Saweu Gampoeng Tanoeh Geutanyoe Seuramoe Mekkah

Rabu, 26 Oktober 2011

Inikah Kilometer Nol itu ?

Boleh jadi lagu Dari Sabang Sampai Merauke gubahan R. Surarjo merupakan salah satu lagu legendaris bagi masyarakat Indonesia. Lagu ini menjadi lagu yang selalu diajarkan oleh guru Taman Kanak-kanak ataupun guru Sekolah Dasar kepada murid-muridnya. Secara tidak langsung lagu ini menggambarkan rentang wilayah geografis Repubik Indonesia yang membentang dari Sabang, sebuah kota di ujung Sumatra, hingga Merauke, sebuah kota di ujung Timur Pulau Papua.
Berbicara tentang bentangan wilayah Republik Indonesia, akan muncul satu pertanyaan tentang keberadaan titik nol Indonesia. Merujuk pada lagu di atas, akan diketahui bahwa titik nol Indonesia terletak di wilayah Sabang, Nanggroe Aceh Darusalam (NAD). Sabang merupakan kota kepulauan dengan Pulau Weh sebagai pulau terbesar. Oleh karena itu, banyak orang yang menyebut Pulau Weh sebagai Pulau Sabang. Di pulau ini terdapat Tugu Kilometer Nol sebagai tanda titik awal penghitungan kilometer di Indonesia.

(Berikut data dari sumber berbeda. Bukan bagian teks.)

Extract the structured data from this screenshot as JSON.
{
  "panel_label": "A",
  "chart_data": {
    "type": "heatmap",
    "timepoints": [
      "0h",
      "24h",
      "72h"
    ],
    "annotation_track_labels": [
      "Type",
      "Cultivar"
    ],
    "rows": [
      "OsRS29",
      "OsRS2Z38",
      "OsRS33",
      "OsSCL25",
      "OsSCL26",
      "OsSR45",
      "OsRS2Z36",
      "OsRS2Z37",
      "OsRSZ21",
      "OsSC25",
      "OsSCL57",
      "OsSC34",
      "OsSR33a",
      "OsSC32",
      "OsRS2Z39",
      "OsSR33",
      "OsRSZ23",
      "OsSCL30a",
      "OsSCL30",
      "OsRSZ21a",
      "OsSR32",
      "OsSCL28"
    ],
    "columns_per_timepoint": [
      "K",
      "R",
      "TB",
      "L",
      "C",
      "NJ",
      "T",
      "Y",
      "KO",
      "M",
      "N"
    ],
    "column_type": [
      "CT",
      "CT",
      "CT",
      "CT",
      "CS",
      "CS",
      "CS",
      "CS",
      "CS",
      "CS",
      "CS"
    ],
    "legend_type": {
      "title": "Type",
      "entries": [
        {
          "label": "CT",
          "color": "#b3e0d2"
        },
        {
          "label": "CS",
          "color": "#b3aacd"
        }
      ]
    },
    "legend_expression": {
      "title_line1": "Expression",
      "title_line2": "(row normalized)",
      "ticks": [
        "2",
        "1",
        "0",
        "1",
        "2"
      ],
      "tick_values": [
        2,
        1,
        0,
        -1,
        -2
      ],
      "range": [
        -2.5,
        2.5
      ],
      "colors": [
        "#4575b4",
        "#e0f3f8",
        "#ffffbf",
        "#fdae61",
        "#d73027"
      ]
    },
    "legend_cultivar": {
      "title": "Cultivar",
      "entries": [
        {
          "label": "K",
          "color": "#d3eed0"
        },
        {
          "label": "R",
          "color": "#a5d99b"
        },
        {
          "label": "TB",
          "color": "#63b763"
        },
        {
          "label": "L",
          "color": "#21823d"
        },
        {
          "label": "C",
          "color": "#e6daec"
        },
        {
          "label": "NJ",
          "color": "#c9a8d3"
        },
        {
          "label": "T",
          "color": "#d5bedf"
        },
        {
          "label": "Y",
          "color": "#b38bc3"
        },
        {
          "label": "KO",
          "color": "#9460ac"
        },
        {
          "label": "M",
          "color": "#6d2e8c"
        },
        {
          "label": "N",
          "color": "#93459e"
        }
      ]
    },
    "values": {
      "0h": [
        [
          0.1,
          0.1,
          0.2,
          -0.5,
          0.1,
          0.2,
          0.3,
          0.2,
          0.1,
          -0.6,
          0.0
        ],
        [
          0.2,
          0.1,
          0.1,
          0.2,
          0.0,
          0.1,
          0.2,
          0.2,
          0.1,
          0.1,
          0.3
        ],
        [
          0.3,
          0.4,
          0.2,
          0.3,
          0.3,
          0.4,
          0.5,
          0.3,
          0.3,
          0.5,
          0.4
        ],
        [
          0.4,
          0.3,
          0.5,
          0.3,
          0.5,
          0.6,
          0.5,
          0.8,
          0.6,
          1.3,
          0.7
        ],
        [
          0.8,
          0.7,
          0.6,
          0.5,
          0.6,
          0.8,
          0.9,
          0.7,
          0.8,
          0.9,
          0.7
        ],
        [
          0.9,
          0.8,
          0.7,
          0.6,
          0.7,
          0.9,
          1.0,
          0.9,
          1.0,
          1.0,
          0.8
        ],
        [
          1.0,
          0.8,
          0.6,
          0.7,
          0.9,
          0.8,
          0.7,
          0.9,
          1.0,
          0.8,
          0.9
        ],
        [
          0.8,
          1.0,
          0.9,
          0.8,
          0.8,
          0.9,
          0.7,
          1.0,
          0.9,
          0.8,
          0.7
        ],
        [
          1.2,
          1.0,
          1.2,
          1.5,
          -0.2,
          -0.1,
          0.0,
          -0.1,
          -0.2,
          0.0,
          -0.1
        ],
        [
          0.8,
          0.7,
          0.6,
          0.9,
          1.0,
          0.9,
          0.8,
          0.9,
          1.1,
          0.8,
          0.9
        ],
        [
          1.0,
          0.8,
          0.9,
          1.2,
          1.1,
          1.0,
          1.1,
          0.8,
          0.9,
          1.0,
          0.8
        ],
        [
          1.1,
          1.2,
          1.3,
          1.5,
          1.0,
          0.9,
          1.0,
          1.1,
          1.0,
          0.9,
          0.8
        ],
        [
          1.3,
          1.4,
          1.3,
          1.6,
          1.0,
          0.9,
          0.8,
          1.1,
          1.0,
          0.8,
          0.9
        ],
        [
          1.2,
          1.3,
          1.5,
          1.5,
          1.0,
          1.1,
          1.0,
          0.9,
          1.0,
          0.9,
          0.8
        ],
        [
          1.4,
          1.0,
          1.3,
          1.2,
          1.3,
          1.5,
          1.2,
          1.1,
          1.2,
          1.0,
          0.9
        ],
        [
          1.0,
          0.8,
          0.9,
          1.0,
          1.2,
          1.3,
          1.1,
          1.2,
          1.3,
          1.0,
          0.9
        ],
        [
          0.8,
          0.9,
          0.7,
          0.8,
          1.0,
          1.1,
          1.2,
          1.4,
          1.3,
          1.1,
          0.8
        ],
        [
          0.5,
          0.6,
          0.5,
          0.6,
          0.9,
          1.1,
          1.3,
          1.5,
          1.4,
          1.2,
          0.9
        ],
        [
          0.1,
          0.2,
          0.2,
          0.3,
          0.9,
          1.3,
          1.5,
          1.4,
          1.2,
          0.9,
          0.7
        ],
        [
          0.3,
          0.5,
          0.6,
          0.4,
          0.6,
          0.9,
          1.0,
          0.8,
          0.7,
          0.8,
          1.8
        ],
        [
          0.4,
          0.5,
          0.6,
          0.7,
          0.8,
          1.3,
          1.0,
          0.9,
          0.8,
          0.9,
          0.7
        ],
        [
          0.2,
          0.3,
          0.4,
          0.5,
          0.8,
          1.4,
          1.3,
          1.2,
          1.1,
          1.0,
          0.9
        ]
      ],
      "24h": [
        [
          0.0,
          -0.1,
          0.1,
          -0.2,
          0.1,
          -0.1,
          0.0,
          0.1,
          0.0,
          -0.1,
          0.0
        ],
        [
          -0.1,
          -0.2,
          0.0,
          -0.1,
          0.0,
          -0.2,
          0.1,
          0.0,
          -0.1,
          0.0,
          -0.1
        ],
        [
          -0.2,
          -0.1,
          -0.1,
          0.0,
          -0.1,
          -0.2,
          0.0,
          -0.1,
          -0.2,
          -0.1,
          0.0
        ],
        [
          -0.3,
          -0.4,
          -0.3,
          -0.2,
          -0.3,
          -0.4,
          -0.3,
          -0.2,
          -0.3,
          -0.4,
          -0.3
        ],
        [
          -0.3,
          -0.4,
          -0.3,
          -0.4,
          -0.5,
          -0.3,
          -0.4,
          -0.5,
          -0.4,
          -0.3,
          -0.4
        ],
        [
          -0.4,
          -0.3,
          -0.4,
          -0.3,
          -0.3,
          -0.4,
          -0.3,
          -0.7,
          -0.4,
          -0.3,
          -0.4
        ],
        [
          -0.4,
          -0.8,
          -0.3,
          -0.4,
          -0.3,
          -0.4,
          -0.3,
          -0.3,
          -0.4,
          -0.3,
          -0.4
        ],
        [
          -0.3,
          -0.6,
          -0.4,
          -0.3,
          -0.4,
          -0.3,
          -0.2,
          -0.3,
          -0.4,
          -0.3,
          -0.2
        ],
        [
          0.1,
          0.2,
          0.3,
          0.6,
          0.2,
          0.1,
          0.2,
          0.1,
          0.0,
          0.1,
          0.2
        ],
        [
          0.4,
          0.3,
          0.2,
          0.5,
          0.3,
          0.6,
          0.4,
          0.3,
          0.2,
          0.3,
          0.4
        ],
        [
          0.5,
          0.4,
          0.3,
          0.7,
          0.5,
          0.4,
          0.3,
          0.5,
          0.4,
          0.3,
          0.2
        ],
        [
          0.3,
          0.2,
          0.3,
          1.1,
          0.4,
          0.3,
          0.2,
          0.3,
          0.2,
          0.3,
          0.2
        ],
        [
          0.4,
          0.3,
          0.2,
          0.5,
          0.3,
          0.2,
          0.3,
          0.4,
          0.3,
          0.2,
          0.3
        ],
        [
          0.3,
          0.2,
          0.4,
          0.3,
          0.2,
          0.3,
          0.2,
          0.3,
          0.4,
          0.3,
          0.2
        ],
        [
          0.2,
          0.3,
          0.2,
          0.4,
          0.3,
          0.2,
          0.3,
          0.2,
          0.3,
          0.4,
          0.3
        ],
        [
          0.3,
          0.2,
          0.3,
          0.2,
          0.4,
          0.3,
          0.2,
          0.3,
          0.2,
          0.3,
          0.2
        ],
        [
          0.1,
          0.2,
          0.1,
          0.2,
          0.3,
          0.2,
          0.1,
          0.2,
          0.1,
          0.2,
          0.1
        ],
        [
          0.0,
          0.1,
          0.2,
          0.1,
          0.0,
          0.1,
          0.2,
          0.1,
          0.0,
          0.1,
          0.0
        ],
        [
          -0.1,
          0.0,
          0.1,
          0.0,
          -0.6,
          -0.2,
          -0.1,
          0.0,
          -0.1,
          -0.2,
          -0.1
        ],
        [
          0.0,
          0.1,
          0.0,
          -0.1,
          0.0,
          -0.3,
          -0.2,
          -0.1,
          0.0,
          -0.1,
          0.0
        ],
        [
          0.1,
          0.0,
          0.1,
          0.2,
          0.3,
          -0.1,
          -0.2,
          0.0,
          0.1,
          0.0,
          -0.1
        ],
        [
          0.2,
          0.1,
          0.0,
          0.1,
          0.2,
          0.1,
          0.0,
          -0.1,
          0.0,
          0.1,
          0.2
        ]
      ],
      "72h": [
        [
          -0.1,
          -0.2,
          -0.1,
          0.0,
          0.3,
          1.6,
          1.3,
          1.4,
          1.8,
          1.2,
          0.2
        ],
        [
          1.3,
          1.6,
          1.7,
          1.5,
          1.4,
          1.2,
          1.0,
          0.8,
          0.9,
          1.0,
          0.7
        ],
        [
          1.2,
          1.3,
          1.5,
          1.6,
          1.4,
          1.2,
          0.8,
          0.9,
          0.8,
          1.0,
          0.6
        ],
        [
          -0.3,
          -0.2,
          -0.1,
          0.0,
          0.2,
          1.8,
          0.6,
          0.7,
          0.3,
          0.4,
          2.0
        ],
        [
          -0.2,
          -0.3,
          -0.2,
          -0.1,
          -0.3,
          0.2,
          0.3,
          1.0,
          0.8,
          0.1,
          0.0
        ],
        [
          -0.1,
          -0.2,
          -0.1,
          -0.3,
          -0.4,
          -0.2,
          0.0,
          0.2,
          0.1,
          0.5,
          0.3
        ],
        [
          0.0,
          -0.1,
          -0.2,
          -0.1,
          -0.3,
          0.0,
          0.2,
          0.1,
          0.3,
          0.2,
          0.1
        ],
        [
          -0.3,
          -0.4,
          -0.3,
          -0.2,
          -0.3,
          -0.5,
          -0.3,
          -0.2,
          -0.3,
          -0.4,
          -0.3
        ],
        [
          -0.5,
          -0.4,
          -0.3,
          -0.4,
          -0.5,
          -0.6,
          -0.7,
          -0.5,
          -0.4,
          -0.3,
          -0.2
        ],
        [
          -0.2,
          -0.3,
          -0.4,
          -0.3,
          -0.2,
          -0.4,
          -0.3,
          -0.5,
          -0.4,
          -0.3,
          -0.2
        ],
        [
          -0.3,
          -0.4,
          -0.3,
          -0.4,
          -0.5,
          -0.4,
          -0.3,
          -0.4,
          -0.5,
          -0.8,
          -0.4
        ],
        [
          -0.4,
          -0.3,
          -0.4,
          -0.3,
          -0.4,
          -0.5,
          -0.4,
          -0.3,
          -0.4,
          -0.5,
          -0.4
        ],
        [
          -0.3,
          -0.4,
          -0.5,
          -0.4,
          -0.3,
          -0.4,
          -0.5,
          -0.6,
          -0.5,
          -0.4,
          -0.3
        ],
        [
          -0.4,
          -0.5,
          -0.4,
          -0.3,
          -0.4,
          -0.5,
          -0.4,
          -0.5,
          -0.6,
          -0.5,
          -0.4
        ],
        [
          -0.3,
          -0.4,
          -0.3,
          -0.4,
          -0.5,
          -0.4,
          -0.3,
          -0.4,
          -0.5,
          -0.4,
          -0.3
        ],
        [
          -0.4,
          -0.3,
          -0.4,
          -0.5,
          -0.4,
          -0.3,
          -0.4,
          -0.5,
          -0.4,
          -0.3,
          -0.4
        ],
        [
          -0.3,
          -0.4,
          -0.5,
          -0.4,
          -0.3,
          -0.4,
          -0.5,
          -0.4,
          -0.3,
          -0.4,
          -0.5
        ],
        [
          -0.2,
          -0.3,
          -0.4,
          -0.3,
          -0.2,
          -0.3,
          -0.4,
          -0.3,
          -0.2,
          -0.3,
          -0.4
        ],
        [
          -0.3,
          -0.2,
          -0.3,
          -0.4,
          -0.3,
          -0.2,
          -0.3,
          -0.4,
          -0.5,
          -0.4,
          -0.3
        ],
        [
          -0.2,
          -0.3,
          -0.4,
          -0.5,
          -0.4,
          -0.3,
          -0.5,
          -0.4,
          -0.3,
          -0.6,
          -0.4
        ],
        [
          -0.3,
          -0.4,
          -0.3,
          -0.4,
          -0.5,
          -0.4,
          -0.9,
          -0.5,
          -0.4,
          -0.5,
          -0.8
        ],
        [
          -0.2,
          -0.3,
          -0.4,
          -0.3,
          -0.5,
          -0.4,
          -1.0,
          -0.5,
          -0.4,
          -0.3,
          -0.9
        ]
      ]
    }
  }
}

Berbicara tentang bentangan wilayah Republik Indonesia, akan muncul satu pertanyaan tentang keberadaan titik nol Indonesia. Merujuk pada lagu di atas, akan diketahui bahwa titik nol Indonesia terletak di wilayah Sabang, Nanggroe Aceh Darusalam (NAD). Sabang merupakan kota kepulauan dengan Pulau Weh sebagai pulau terbesar. Oleh karena itu, banyak orang yang menyebut Pulau Weh sebagai Pulau Sabang. Di pulau ini terdapat Tugu Kilometer Nol sebagai tanda titik awal penghitungan kilometer di Indonesia.

Tugu Kilometer Nol merupakan sebuah bangunan yang menjulang setinggi 22,5 meter dan terletak pada ketinggian 43,6 m di atas permukaan laut (dpl). Tugu ini berbentuk lingkaran berjeruji dan semua bagiannya dicat dengan warna putih. Bagian atas lingkaran ini menyempit seperti mata bor. Di puncak tugu bertengger patung burung garuda menggenggam angka nol. Sebuah prasasti marmer hitam menunjukkan posisi geografis tempat ini: Lintang Utara 05 54‘ 21,99″ Bujur Timur 95 12‘ 59,02″. Selain itu, di dinding bangunan juga tertempel prasasti peresmian tugu yang ditandatangani oleh Try Sutrisno saat masih menjabat sebagai Wakil Presiden. Prasasti itu ditandatangani di Banda Aceh, ibukota NAD, pada 9 September 1997.

Sebelumnya terdapat tugu lain yang diyakini sebagai ‘kilometer nol‘ Indonesia. Namun, setelah dilakukan penelitian oleh pakar Badan Pengkajian dan Penerapan Teknologi (BPPT) dengan menggunakan teknologi Global Positioning System (GPS), lokasi itulah yang kemudian diputuskan sebagai titik nol Indonesia. Hal itu tertulis dalam prasati lainnya yang ditandatangani oleh BJ Habibie yang menjabat sebagai Menteri Riset dan Teknologi/Ketua BPPT, pada tanggal 24 September 1987. Oleh karena itu, tugu yang lama dinyatakan sebagai kilometer tujuh Indonesia.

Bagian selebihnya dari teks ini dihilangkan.